If someone is reacting to what you are saying, or if something is having a very negative effect on you, hit the mental pause button. If you can, actually stop whatever process it is that you are doing. If you are in the middle of a conversation that's turning into a fight and you are getting mad, as soon as you feel bad, just say "Give me a second I need to think about this," or something along those lines.
It is much harder to hit the pause button when you are already reacting, so I would advocate playing the long game. If you are very reactive, you have the most opportunity for growth and practice. You can make big wins pretty quickly with daily passive self-observation.

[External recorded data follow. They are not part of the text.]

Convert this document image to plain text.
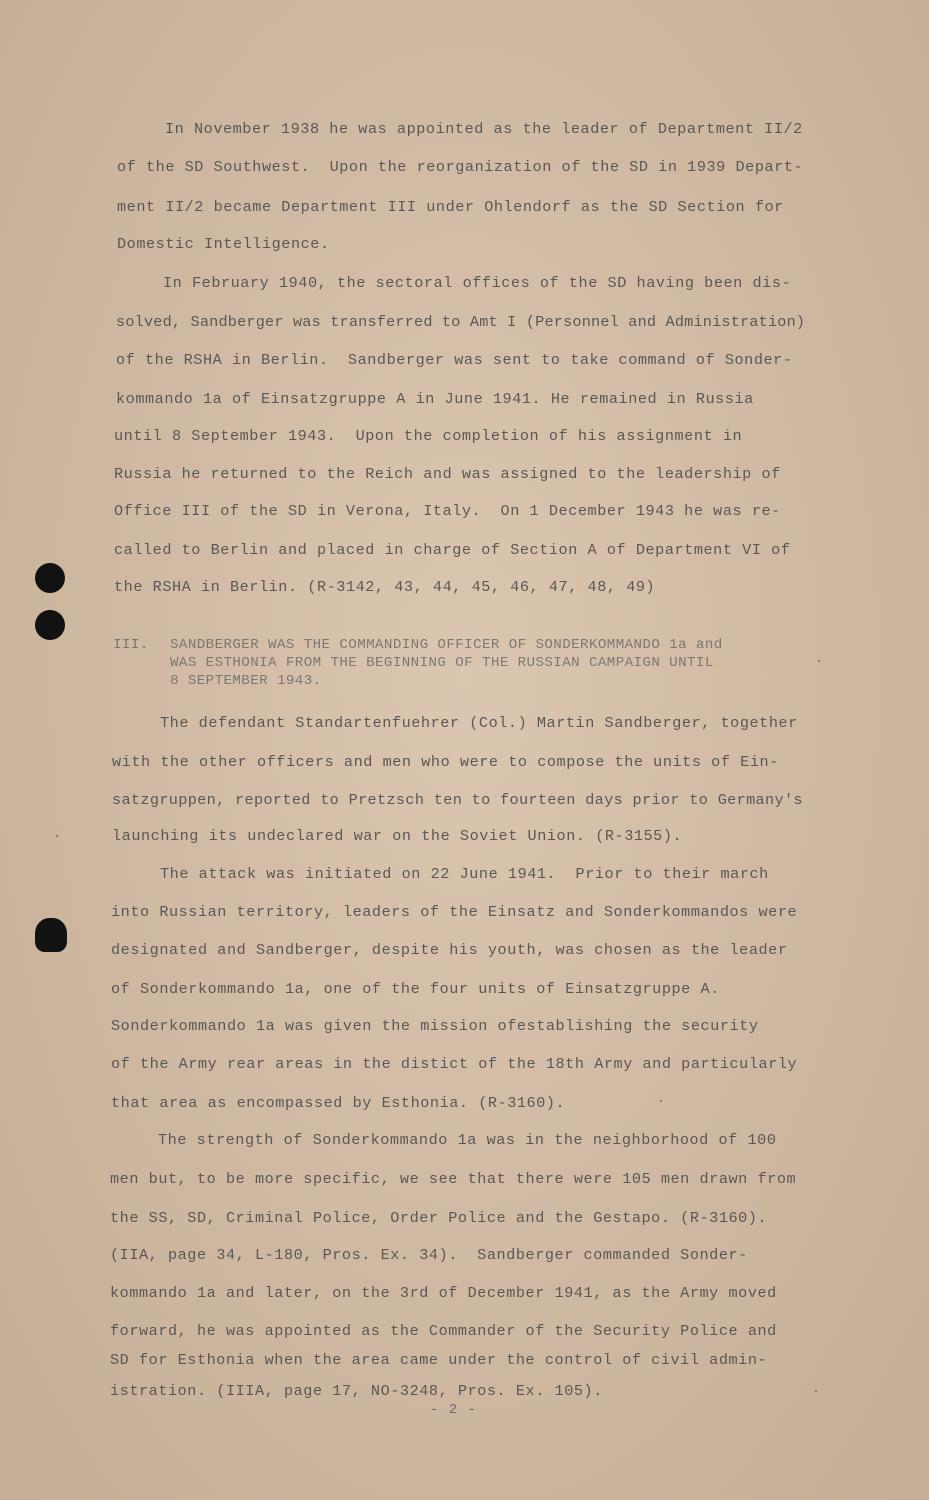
In November 1938 he was appointed as the leader of Department II/2
of the SD Southwest.  Upon the reorganization of the SD in 1939 Depart-
ment II/2 became Department III under Ohlendorf as the SD Section for
Domestic Intelligence.
In February 1940, the sectoral offices of the SD having been dis-
solved, Sandberger was transferred to Amt I (Personnel and Administration)
of the RSHA in Berlin.  Sandberger was sent to take command of Sonder-
kommando 1a of Einsatzgruppe A in June 1941. He remained in Russia
until 8 September 1943.  Upon the completion of his assignment in
Russia he returned to the Reich and was assigned to the leadership of
Office III of the SD in Verona, Italy.  On 1 December 1943 he was re-
called to Berlin and placed in charge of Section A of Department VI of
the RSHA in Berlin. (R-3142, 43, 44, 45, 46, 47, 48, 49)
III. SANDBERGER WAS THE COMMANDING OFFICER OF SONDERKOMMANDO 1a and
WAS ESTHONIA FROM THE BEGINNING OF THE RUSSIAN CAMPAIGN UNTIL
8 SEPTEMBER 1943.
The defendant Standartenfuehrer (Col.) Martin Sandberger, together
with the other officers and men who were to compose the units of Ein-
satzgruppen, reported to Pretzsch ten to fourteen days prior to Germany's
launching its undeclared war on the Soviet Union. (R-3155).
The attack was initiated on 22 June 1941.  Prior to their march
into Russian territory, leaders of the Einsatz and Sonderkommandos were
designated and Sandberger, despite his youth, was chosen as the leader
of Sonderkommando 1a, one of the four units of Einsatzgruppe A.
Sonderkommando 1a was given the mission ofestablishing the security
of the Army rear areas in the distict of the 18th Army and particularly
that area as encompassed by Esthonia. (R-3160).
The strength of Sonderkommando 1a was in the neighborhood of 100
men but, to be more specific, we see that there were 105 men drawn from
the SS, SD, Criminal Police, Order Police and the Gestapo. (R-3160).
(IIA, page 34, L-180, Pros. Ex. 34).  Sandberger commanded Sonder-
kommando 1a and later, on the 3rd of December 1941, as the Army moved
forward, he was appointed as the Commander of the Security Police and
SD for Esthonia when the area came under the control of civil admin-
istration. (IIIA, page 17, NO-3248, Pros. Ex. 105).
- 2 -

**Determining the level of reality that the trigger bares**
Let's remember that triggers can be very real or they can be total bullshit. Once you've done the hard work of detecting when you are reacting irrationally to something, now you need to process whether or not there is a valid concern that needs your attention.
This is validating that there is something that got you to react, not writing it off or blowing it up. Somewhere in your reaction is the real thing that has gotten you bothered, now we get the chance to figure it out. There is a cool secondary compounding effect here too. The more times you figure the root of a trigger, the faster you can do it in the future.
This process involves laying out what just happened and comparing it against how it could have happened and how similar situations played out in the past. Then, comparing the level of reaction against the magnitude of the problem.
**Replacing the trigger with something else and reframing**
Now you've identified the trigger and have validated where it's come from, it's time to redirect your reaction towards the solution. The quickest way to get to resolution is to own the reality of the situation, accept it for what it is, then let it go. Another feat easier said than done.
This can be accomplished with a simple visualization as well. I picture myself in waste-high water. The trigger is a basketball. Holding on to whatever set me off is like trying to hold the basketball under water. Ignoring the problem and overreacting seem like two different responses, but they are two sides of the same coin. Both of them take more effort than dealing with the problem, and neither are trending towards solving the problem.
Once you have gone through the reflective process, what the rational and right thing to do should be apparent. if it's not, keep digging. The trick at this point is just to do the right thing or not do the wrong thing. Even if you believe you have been wronged and that is true, there is a measured way to get to resolution without a big reaction.
Letting go in either case might feel counter-intuitive, but it will give you the freedom to act on the situation with mental clarity.
**Conclusion**
That's the model and some applications in a nutshell. If you get good at this kind of analysis, the methods you use specifically will look less like the examples above, and will serve you better. The hardest part in all of this is to remember that there are things that affect your thinking outside of your control. When your thinking is affected, you can't count on the normal processes you use day-today.
This whole model exists simply to trick your brain, deal with the parts that are within your field of control, and compensate for the frustrating parts of your mind. It's not about being happy all the time. Rather, this kind of practice will trend your overall state towards contentment and tranquility.